Up to you whether you choose to take the advice

Proverbs 22:26-27 -- Be not one of those who give pledges, who put up security for debts. If you have nothing with which to pay, why should your bed be taken from under you?

Moonwatcher1904 Wed 26-Jul-23 17:29:30

Thanks ladies. Well I made the call and was sorry but had to say no. She was ok about it but it seems landlords want a guarantor nowadays. It's a sorry state for anyone trying to find somewhere to live.
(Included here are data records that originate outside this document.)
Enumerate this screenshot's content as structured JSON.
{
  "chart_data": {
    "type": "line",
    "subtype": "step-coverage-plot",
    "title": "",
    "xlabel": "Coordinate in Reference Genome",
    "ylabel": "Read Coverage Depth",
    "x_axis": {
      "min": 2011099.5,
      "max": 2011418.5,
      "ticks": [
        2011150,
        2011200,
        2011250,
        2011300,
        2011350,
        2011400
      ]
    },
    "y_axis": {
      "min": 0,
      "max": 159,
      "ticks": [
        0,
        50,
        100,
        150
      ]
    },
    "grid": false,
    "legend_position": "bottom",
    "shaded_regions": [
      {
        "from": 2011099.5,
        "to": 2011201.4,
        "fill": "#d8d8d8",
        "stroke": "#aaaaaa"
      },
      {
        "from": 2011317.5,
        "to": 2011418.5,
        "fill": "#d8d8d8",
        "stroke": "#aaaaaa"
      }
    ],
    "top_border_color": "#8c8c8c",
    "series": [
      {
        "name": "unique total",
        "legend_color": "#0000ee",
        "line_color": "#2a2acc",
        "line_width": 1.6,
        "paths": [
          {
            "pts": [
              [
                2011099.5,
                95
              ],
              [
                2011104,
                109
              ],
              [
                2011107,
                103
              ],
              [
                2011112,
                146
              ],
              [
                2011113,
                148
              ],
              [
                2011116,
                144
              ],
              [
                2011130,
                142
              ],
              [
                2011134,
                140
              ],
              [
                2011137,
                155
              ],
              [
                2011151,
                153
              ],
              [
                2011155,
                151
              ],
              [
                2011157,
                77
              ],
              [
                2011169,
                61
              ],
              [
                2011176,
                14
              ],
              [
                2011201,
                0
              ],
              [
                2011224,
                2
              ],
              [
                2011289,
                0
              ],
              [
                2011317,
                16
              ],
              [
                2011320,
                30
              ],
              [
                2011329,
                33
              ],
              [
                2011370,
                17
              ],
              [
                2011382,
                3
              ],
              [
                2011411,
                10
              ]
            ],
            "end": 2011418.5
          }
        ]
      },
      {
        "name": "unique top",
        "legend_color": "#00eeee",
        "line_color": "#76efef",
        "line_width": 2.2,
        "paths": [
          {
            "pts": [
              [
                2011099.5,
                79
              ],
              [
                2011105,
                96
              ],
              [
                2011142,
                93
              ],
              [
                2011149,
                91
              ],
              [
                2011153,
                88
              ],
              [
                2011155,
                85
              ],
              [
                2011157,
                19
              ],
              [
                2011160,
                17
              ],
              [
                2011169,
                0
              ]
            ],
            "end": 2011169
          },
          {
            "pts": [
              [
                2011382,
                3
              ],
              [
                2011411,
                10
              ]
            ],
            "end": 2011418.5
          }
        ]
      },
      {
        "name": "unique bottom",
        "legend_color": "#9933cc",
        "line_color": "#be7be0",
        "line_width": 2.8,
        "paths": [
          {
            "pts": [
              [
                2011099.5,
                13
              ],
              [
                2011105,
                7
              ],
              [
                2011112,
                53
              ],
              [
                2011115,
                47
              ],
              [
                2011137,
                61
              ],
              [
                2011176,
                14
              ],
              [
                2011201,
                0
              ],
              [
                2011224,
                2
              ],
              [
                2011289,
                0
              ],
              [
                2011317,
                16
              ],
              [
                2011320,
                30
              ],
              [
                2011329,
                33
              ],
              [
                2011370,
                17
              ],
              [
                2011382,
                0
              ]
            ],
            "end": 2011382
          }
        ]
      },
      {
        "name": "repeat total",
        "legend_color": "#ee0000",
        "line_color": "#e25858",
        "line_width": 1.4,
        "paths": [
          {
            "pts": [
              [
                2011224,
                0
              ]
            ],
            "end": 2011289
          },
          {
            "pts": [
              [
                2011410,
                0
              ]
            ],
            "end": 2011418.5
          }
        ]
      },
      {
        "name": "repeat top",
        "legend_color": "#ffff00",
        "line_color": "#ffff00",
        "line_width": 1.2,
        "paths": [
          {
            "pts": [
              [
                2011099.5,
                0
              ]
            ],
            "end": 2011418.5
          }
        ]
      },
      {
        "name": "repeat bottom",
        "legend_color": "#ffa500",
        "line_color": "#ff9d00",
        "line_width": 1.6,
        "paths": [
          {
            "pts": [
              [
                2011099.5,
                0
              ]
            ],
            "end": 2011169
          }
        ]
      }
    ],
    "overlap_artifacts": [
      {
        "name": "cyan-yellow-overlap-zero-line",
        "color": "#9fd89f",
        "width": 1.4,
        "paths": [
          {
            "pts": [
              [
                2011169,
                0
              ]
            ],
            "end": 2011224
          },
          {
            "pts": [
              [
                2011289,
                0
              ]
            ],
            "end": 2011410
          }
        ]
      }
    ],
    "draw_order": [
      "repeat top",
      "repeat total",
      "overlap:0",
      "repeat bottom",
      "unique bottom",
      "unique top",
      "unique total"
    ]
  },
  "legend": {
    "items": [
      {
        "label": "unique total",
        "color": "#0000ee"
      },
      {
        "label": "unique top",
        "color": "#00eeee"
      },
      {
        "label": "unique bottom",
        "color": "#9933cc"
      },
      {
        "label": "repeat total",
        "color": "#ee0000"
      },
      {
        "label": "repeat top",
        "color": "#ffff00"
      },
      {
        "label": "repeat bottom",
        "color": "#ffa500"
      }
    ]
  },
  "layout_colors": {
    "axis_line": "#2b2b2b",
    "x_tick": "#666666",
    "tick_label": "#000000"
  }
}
It will not get any better for people.

welbeck Wed 26-Jul-23 17:29:29

just
say
no

Smileless2012 Wed 26-Jul-23 17:24:22

It's a risk Moonwatcher and if you are to consider it, it should be because you're confident she wont default and leave you with the financial burden, and not because you think if you say no, she'll kick off and be horrible.

The latter is emotional blackmail, even if it hasn't actually been threatened.

GrannyGravy13 Wed 26-Jul-23 17:24:15

If you can afford to lose the money go ahead with being a guarantor if not you have to say no.

Hithere Wed 26-Jul-23 17:18:46

Yanbu

Aveline Wed 26-Jul-23 17:10:45

Be honest. Say you can't guarantee to be able to guarantee if she defaults.

Moonwatcher1904 Wed 26-Jul-23 17:07:21

My DD aged 44 has rung me up and after sofa surfing for several months is trying to get a flat. She's had many flats over the years and has struggled with jobs as she's trying to get a diagnosis for ADHD. She has her post directed here for safety and she asks me to open them and Whatsapp them to her. A couple of months ago several letters came demanding money e.g. bank, local authority for council tax and a couple of other things. She has asked me today to be a guarantor to get a flat and my DH is not happy. We are both retired and don't have the money if things go wrong. She said she has always paid her rent which may well be the case but we're still not happy about this. I risk two things saying no and her being ok about it or her kicking off and being horrible again. I had my birthday a couple of weeks ago and she sent me a couple of unpleasant texts because she came here to pick some papers up and saw a birthday card from her sister who she doesn't speak to. I'm having to pluck up courage to ring her and say no. What would you advise me to say?